Toyin's impressive infection of key members of the hospital staff has meant that we have assigned ourselves nicknames based on our gora status - Ben is tall gora, Charlotte is small gora, I am sleepy gora, and Toyin's lurgee gora, all for fairly obvious reasons (I am still prone to falling asleep in warm rooms when I am bored, as happened slightly embarrassingly with the only bad consultant we've run into who essentially totally ignored my presence in outpatients).

She has been the exception, however, and the afore-mentioned Arpudh is entertaining both because he's really easy-going but extraordinarily helpful, and because he told us the famous Seven Things about Vellore.
(1) It has a Fort with no King. (The fort in Vellore wasn't ruled by any one person)
(2) It has a Moat with no Water. (and its moat is normally dry)
(3) It has Mountains with no Trees. (the mountains are, as suggested, treeless)
(4) It has a Temple with no God. (the temple in the fort was originally dedicated to a now-forgotten god, although they've shipped in a bunch of Hindu statues now, along with several metal filing cabinets with what look like names and addresses painted on them)
(5) It has a River with no Water.
(6) It has Women with no Beauty.
(7) It has Men with no Brains.
I suspect that finding this funny is more likely if you've spent some time here, but hey.

I've also run into some of the other gora here - there are a heap of Australians over, presumably because India's not that far away.
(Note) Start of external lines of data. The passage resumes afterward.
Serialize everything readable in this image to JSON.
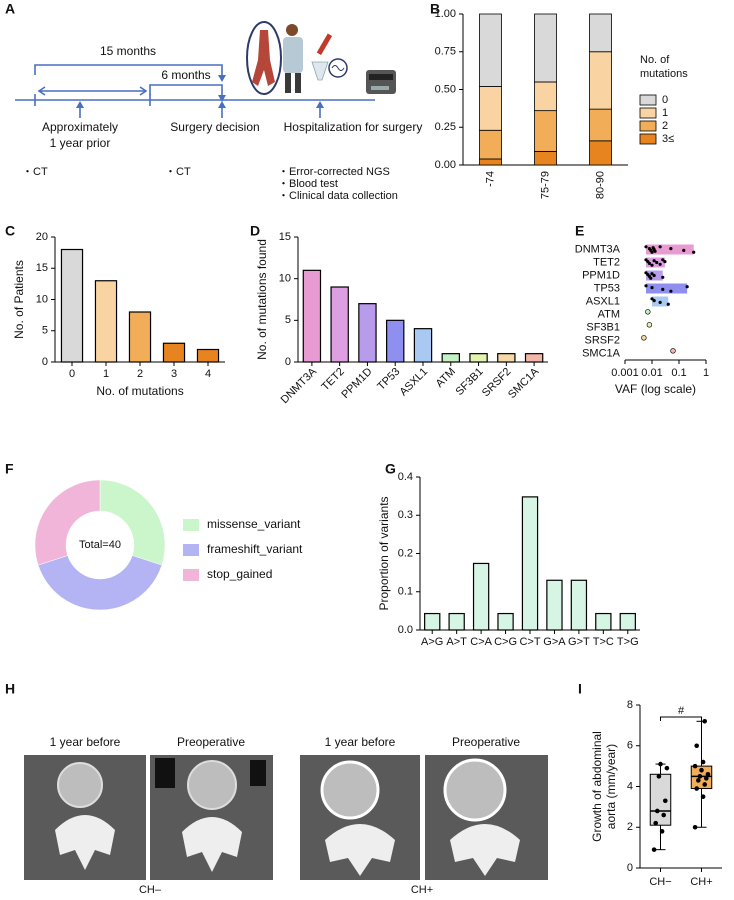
{
  "panel_a": {
    "label": "A",
    "durations": [
      "15 months",
      "6 months"
    ],
    "events": [
      {
        "lines": [
          "Approximately",
          "1 year prior"
        ],
        "items": [
          "・CT"
        ]
      },
      {
        "lines": [
          "Surgery decision"
        ],
        "items": [
          "・CT"
        ]
      },
      {
        "lines": [
          "Hospitalization for surgery"
        ],
        "items": [
          "・Error-corrected NGS",
          "・Blood test",
          "・Clinical data collection"
        ]
      }
    ]
  },
  "chart_data": [
    {
      "type": "stacked_bar",
      "label": "B",
      "categories": [
        "-74",
        "75-79",
        "80-90"
      ],
      "legend_title": [
        "No. of",
        "mutations"
      ],
      "series": [
        {
          "name": "0",
          "color": "#d9d9d9",
          "values": [
            0.48,
            0.45,
            0.25
          ]
        },
        {
          "name": "1",
          "color": "#f9d4a2",
          "values": [
            0.29,
            0.19,
            0.38
          ]
        },
        {
          "name": "2",
          "color": "#f1ad57",
          "values": [
            0.19,
            0.27,
            0.21
          ]
        },
        {
          "name": "3≤",
          "color": "#e7841f",
          "values": [
            0.04,
            0.09,
            0.16
          ]
        }
      ],
      "ylim": [
        0,
        1
      ],
      "yticks": [
        {
          "value": 0,
          "label": "0.00"
        },
        {
          "value": 0.25,
          "label": "0.25"
        },
        {
          "value": 0.5,
          "label": "0.50"
        },
        {
          "value": 0.75,
          "label": "0.75"
        },
        {
          "value": 1,
          "label": "1.00"
        }
      ]
    },
    {
      "type": "bar",
      "label": "C",
      "categories": [
        "0",
        "1",
        "2",
        "3",
        "4"
      ],
      "values": [
        18,
        13,
        8,
        3,
        2
      ],
      "colors": [
        "#d9d9d9",
        "#f9d4a2",
        "#f1ad57",
        "#e7841f",
        "#e7841f"
      ],
      "ylabel": "No. of Patients",
      "xlabel": "No. of mutations",
      "ylim": [
        0,
        20
      ],
      "yticks": [
        0,
        5,
        10,
        15,
        20
      ]
    },
    {
      "type": "bar",
      "label": "D",
      "categories": [
        "DNMT3A",
        "TET2",
        "PPM1D",
        "TP53",
        "ASXL1",
        "ATM",
        "SF3B1",
        "SRSF2",
        "SMC1A"
      ],
      "values": [
        11,
        9,
        7,
        5,
        4,
        1,
        1,
        1,
        1
      ],
      "colors": [
        "#e89bd2",
        "#dd9fe2",
        "#b89cec",
        "#8f8ff0",
        "#a9c9f3",
        "#c4f1c6",
        "#e3f3b2",
        "#f6d8a8",
        "#f4b6aa"
      ],
      "ylabel": "No. of mutations found",
      "ylim": [
        0,
        15
      ],
      "yticks": [
        0,
        5,
        10,
        15
      ]
    },
    {
      "type": "dot_range",
      "label": "E",
      "categories": [
        "DNMT3A",
        "TET2",
        "PPM1D",
        "TP53",
        "ASXL1",
        "ATM",
        "SF3B1",
        "SRSF2",
        "SMC1A"
      ],
      "colors": [
        "#e89bd2",
        "#dd9fe2",
        "#b89cec",
        "#8f8ff0",
        "#a9c9f3",
        "#c4f1c6",
        "#e3f3b2",
        "#f6d8a8",
        "#f4b6aa"
      ],
      "points": [
        [
          0.006,
          0.008,
          0.009,
          0.01,
          0.011,
          0.012,
          0.013,
          0.02,
          0.05,
          0.15,
          0.35
        ],
        [
          0.006,
          0.007,
          0.008,
          0.01,
          0.012,
          0.015,
          0.02,
          0.025,
          0.03
        ],
        [
          0.006,
          0.007,
          0.008,
          0.009,
          0.01,
          0.012,
          0.025
        ],
        [
          0.006,
          0.01,
          0.025,
          0.05,
          0.2
        ],
        [
          0.01,
          0.012,
          0.02,
          0.04
        ],
        [
          0.007
        ],
        [
          0.008
        ],
        [
          0.005
        ],
        [
          0.06
        ]
      ],
      "xlabel": "VAF (log scale)",
      "log_x": true,
      "xlim": [
        0.001,
        1
      ],
      "xticks": [
        0.001,
        0.01,
        0.1,
        1
      ]
    },
    {
      "type": "donut",
      "label": "F",
      "categories": [
        "missense_variant",
        "frameshift_variant",
        "stop_gained"
      ],
      "values": [
        12,
        16,
        12
      ],
      "colors": [
        "#cbf5cb",
        "#b4b4f4",
        "#f0b5d9"
      ],
      "center_label": "Total=40"
    },
    {
      "type": "bar",
      "label": "G",
      "categories": [
        "A>G",
        "A>T",
        "C>A",
        "C>G",
        "C>T",
        "G>A",
        "G>T",
        "T>C",
        "T>G"
      ],
      "values": [
        0.043,
        0.043,
        0.174,
        0.043,
        0.348,
        0.13,
        0.13,
        0.043,
        0.043
      ],
      "color": "#d7f5e4",
      "ylabel": "Proportion of variants",
      "ylim": [
        0,
        0.4
      ],
      "yticks": [
        {
          "value": 0,
          "label": "0.0"
        },
        0.1,
        0.2,
        0.3,
        0.4
      ]
    },
    {
      "type": "box",
      "label": "I",
      "categories": [
        "CH−",
        "CH+"
      ],
      "colors": [
        "#d9d9d9",
        "#f1ad57"
      ],
      "groups": [
        {
          "min": 0.9,
          "q1": 2.1,
          "median": 2.8,
          "q3": 4.6,
          "max": 5.1,
          "points": [
            0.9,
            1.8,
            2.2,
            2.6,
            2.8,
            3.3,
            4.5,
            4.9,
            5.1
          ]
        },
        {
          "min": 2.0,
          "q1": 3.9,
          "median": 4.5,
          "q3": 5.0,
          "max": 7.2,
          "points": [
            2.0,
            3.5,
            3.9,
            4.1,
            4.3,
            4.4,
            4.5,
            4.6,
            4.8,
            5.0,
            5.2,
            6.0,
            7.2
          ]
        }
      ],
      "annotation": "#",
      "ylabel": [
        "Growth of abdominal",
        "aorta (mm/year)"
      ],
      "ylim": [
        0,
        8
      ],
      "yticks": [
        0,
        2,
        4,
        6,
        8
      ]
    }
  ],
  "panel_h": {
    "label": "H",
    "groups": [
      {
        "name": "CH–",
        "images": [
          "1 year before",
          "Preoperative"
        ]
      },
      {
        "name": "CH+",
        "images": [
          "1 year before",
          "Preoperative"
        ]
      }
    ]
  }
}
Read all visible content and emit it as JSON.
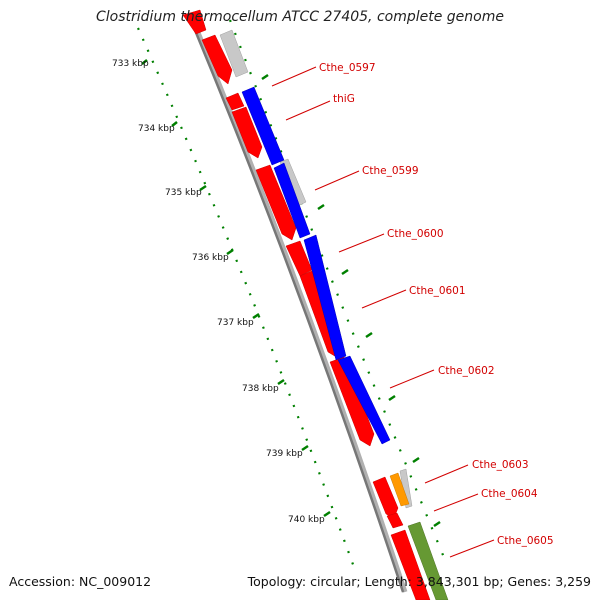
{
  "title": "Clostridium thermocellum ATCC 27405, complete genome",
  "footer": {
    "accession": "Accession: NC_009012",
    "summary": "Topology: circular; Length: 3,843,301 bp; Genes: 3,259"
  },
  "ruler": {
    "labels": [
      "733 kbp",
      "734 kbp",
      "735 kbp",
      "736 kbp",
      "737 kbp",
      "738 kbp",
      "739 kbp",
      "740 kbp"
    ]
  },
  "genes": [
    "Cthe_0597",
    "thiG",
    "Cthe_0599",
    "Cthe_0600",
    "Cthe_0601",
    "Cthe_0602",
    "Cthe_0603",
    "Cthe_0604",
    "Cthe_0605"
  ],
  "colors": {
    "cds": "#ff0000",
    "blue_track": "#0000ff",
    "grey_track": "#c0c0c0",
    "orange_track": "#ff9900",
    "olive_track": "#669933",
    "backbone": "#888888",
    "ruler_dots": "#008000",
    "label": "#d20000"
  }
}
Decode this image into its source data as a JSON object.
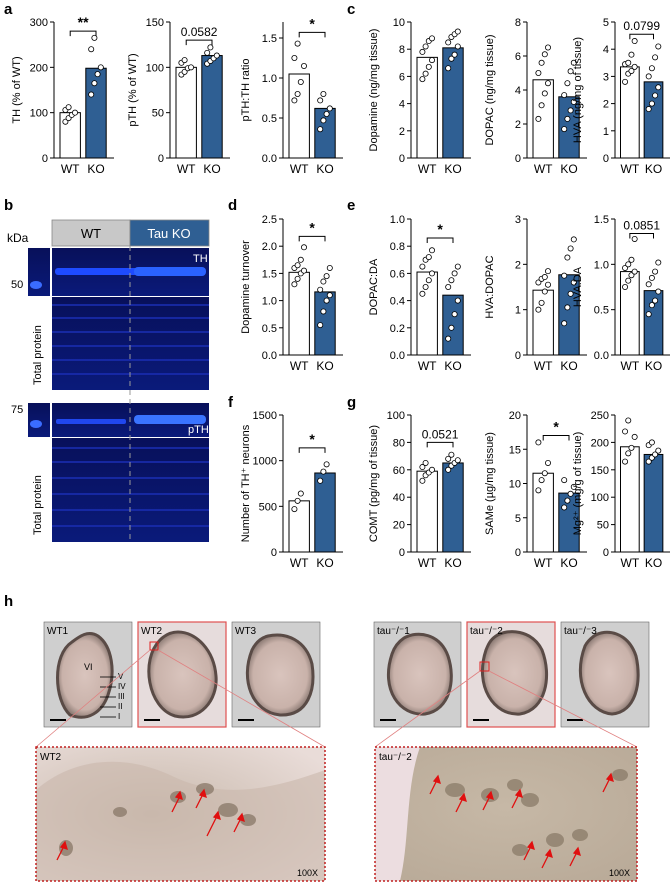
{
  "panel_labels": [
    "a",
    "b",
    "c",
    "d",
    "e",
    "f",
    "g",
    "h"
  ],
  "colors": {
    "wt": "#ffffff",
    "ko": "#2f5f93",
    "stroke": "#000000"
  },
  "categories": [
    "WT",
    "KO"
  ],
  "blot": {
    "kda_label": "kDa",
    "marker_50": "50",
    "marker_75": "75",
    "wt_header": "WT",
    "ko_header": "Tau KO",
    "th_label": "TH",
    "pth_label": "pTH",
    "total_protein": "Total protein",
    "header_colors": {
      "wt": "#c8c8c8",
      "ko": "#2f5f93"
    }
  },
  "histology": {
    "top_labels": [
      "WT1",
      "WT2",
      "WT3",
      "tau⁻/⁻1",
      "tau⁻/⁻2",
      "tau⁻/⁻3"
    ],
    "layers": [
      "VI",
      "V",
      "IV",
      "III",
      "II",
      "I"
    ],
    "zoom_labels": [
      "WT2",
      "tau⁻/⁻2"
    ],
    "magnification": "100X"
  },
  "chart_data": [
    {
      "id": "a1",
      "panel": "a",
      "type": "bar",
      "categories": [
        "WT",
        "KO"
      ],
      "values": [
        100,
        198
      ],
      "points": [
        [
          80,
          88,
          95,
          100,
          106,
          112
        ],
        [
          140,
          165,
          185,
          200,
          240,
          265
        ]
      ],
      "ylabel": "TH (% of WT)",
      "ylim": [
        0,
        300
      ],
      "yticks": [
        0,
        100,
        200,
        300
      ],
      "sig": "**",
      "sig_y": 280
    },
    {
      "id": "a2",
      "panel": "a",
      "type": "bar",
      "categories": [
        "WT",
        "KO"
      ],
      "values": [
        100,
        113
      ],
      "points": [
        [
          92,
          95,
          99,
          100,
          105,
          108
        ],
        [
          104,
          107,
          110,
          113,
          116,
          122
        ]
      ],
      "ylabel": "pTH (% of WT)",
      "ylim": [
        0,
        150
      ],
      "yticks": [
        0,
        50,
        100,
        150
      ],
      "sig": "0.0582",
      "sig_y": 130
    },
    {
      "id": "a3",
      "panel": "a",
      "type": "bar",
      "categories": [
        "WT",
        "KO"
      ],
      "values": [
        1.05,
        0.62
      ],
      "points": [
        [
          0.72,
          0.8,
          0.95,
          1.15,
          1.25,
          1.43
        ],
        [
          0.36,
          0.47,
          0.55,
          0.62,
          0.72,
          0.8
        ]
      ],
      "ylabel": "pTH:TH ratio",
      "ylim": [
        0,
        1.7
      ],
      "yticks": [
        0,
        0.5,
        1.0,
        1.5
      ],
      "tickfmt": 1,
      "sig": "*",
      "sig_y": 1.57
    },
    {
      "id": "c1",
      "panel": "c",
      "type": "bar",
      "categories": [
        "WT",
        "KO"
      ],
      "values": [
        7.4,
        8.1
      ],
      "points": [
        [
          5.8,
          6.2,
          6.7,
          7.2,
          7.8,
          8.2,
          8.6,
          8.8
        ],
        [
          6.6,
          7.3,
          7.6,
          8.2,
          8.5,
          8.9,
          9.1,
          9.3
        ]
      ],
      "ylabel": "Dopamine (ng/mg tissue)",
      "ylim": [
        0,
        10
      ],
      "yticks": [
        0,
        2,
        4,
        6,
        8,
        10
      ]
    },
    {
      "id": "c2",
      "panel": "c",
      "type": "bar",
      "categories": [
        "WT",
        "KO"
      ],
      "values": [
        4.6,
        3.6
      ],
      "points": [
        [
          2.3,
          3.1,
          3.8,
          4.4,
          5.0,
          5.6,
          6.1,
          6.5
        ],
        [
          1.7,
          2.3,
          2.8,
          3.3,
          3.7,
          4.4,
          5.1,
          5.6
        ]
      ],
      "ylabel": "DOPAC (ng/mg tissue)",
      "ylim": [
        0,
        8
      ],
      "yticks": [
        0,
        2,
        4,
        6,
        8
      ]
    },
    {
      "id": "c3",
      "panel": "c",
      "type": "bar",
      "categories": [
        "WT",
        "KO"
      ],
      "values": [
        3.35,
        2.8
      ],
      "points": [
        [
          2.8,
          3.1,
          3.2,
          3.35,
          3.45,
          3.5,
          3.8,
          4.3
        ],
        [
          1.8,
          2.0,
          2.3,
          2.6,
          3.0,
          3.3,
          3.7,
          4.1
        ]
      ],
      "ylabel": "HVA (ng/mg of tissue)",
      "ylim": [
        0,
        5
      ],
      "yticks": [
        0,
        1,
        2,
        3,
        4,
        5
      ],
      "sig": "0.0799",
      "sig_y": 4.55
    },
    {
      "id": "d",
      "panel": "d",
      "type": "bar",
      "categories": [
        "WT",
        "KO"
      ],
      "values": [
        1.52,
        1.16
      ],
      "points": [
        [
          1.3,
          1.4,
          1.5,
          1.55,
          1.6,
          1.65,
          1.75,
          1.98
        ],
        [
          0.55,
          0.8,
          1.0,
          1.1,
          1.2,
          1.35,
          1.45,
          1.6
        ]
      ],
      "ylabel": "Dopamine turnover",
      "ylim": [
        0,
        2.5
      ],
      "yticks": [
        0,
        0.5,
        1.0,
        1.5,
        2.0,
        2.5
      ],
      "tickfmt": 1,
      "sig": "*",
      "sig_y": 2.18
    },
    {
      "id": "e1",
      "panel": "e",
      "type": "bar",
      "categories": [
        "WT",
        "KO"
      ],
      "values": [
        0.61,
        0.44
      ],
      "points": [
        [
          0.45,
          0.5,
          0.55,
          0.6,
          0.65,
          0.7,
          0.72,
          0.77
        ],
        [
          0.12,
          0.2,
          0.3,
          0.4,
          0.5,
          0.55,
          0.6,
          0.65
        ]
      ],
      "ylabel": "DOPAC:DA",
      "ylim": [
        0,
        1.0
      ],
      "yticks": [
        0,
        0.2,
        0.4,
        0.6,
        0.8,
        1.0
      ],
      "tickfmt": 1,
      "sig": "*",
      "sig_y": 0.86
    },
    {
      "id": "e2",
      "panel": "e",
      "type": "bar",
      "categories": [
        "WT",
        "KO"
      ],
      "values": [
        1.43,
        1.77
      ],
      "points": [
        [
          1.0,
          1.15,
          1.4,
          1.55,
          1.6,
          1.68,
          1.72,
          1.85
        ],
        [
          0.7,
          1.05,
          1.35,
          1.6,
          1.75,
          2.15,
          2.35,
          2.55
        ]
      ],
      "ylabel": "HVA:DOPAC",
      "ylim": [
        0,
        3
      ],
      "yticks": [
        0,
        1,
        2,
        3
      ]
    },
    {
      "id": "e3",
      "panel": "e",
      "type": "bar",
      "categories": [
        "WT",
        "KO"
      ],
      "values": [
        0.92,
        0.71
      ],
      "points": [
        [
          0.75,
          0.82,
          0.88,
          0.92,
          0.96,
          1.0,
          1.05,
          1.28
        ],
        [
          0.45,
          0.55,
          0.6,
          0.7,
          0.78,
          0.85,
          0.92,
          1.02
        ]
      ],
      "ylabel": "HVA:DA",
      "ylim": [
        0,
        1.5
      ],
      "yticks": [
        0,
        0.5,
        1.0,
        1.5
      ],
      "tickfmt": 1,
      "sig": "0.0851",
      "sig_y": 1.34
    },
    {
      "id": "f",
      "panel": "f",
      "type": "bar",
      "categories": [
        "WT",
        "KO"
      ],
      "values": [
        560,
        865
      ],
      "points": [
        [
          470,
          560,
          640
        ],
        [
          780,
          880,
          960
        ]
      ],
      "ylabel": "Number of TH⁺ neurons",
      "ylim": [
        0,
        1500
      ],
      "yticks": [
        0,
        500,
        1000,
        1500
      ],
      "sig": "*",
      "sig_y": 1140
    },
    {
      "id": "g1",
      "panel": "g",
      "type": "bar",
      "categories": [
        "WT",
        "KO"
      ],
      "values": [
        59,
        65
      ],
      "points": [
        [
          52,
          56,
          58,
          60,
          62,
          65
        ],
        [
          60,
          63,
          65,
          67,
          68,
          71
        ]
      ],
      "ylabel": "COMT (pg/mg of tissue)",
      "ylim": [
        0,
        100
      ],
      "yticks": [
        0,
        20,
        40,
        60,
        80,
        100
      ],
      "sig": "0.0521",
      "sig_y": 80
    },
    {
      "id": "g2",
      "panel": "g",
      "type": "bar",
      "categories": [
        "WT",
        "KO"
      ],
      "values": [
        11.5,
        8.6
      ],
      "points": [
        [
          9.0,
          10.5,
          11.5,
          13.0,
          16.0
        ],
        [
          6.5,
          7.5,
          8.5,
          9.5,
          10.5
        ]
      ],
      "ylabel": "SAMe (µg/mg tissue)",
      "ylim": [
        0,
        20
      ],
      "yticks": [
        0,
        5,
        10,
        15,
        20
      ],
      "sig": "*",
      "sig_y": 17
    },
    {
      "id": "g3",
      "panel": "g",
      "type": "bar",
      "categories": [
        "WT",
        "KO"
      ],
      "values": [
        192,
        178
      ],
      "points": [
        [
          165,
          180,
          190,
          210,
          220,
          240
        ],
        [
          165,
          172,
          178,
          185,
          195,
          200
        ]
      ],
      "ylabel": "Mg²⁺ (mg/g of tissue)",
      "ylim": [
        0,
        250
      ],
      "yticks": [
        0,
        50,
        100,
        150,
        200,
        250
      ]
    }
  ]
}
They're a really good bunch, although one (Jim) told an anecdote which worried me. Just after he'd arrived, he was getting to grips with the bucket showers, and thought he'd check he was going to use the correct bucket (there are normally three in a bathroom). So he called one of the hotel staff, who took one look at the bucket full of water and the dumb gora, looked utterly horrified, and whisked the bucket away. This suggests Jim was about to shower in the bucket used for washing the left hand after using the lavatory.

I have no idea which bucket I've been using to shower and indeed shave in at our hostel, and given that Jim's story came about ten days into my stay here, I don't plan to ask.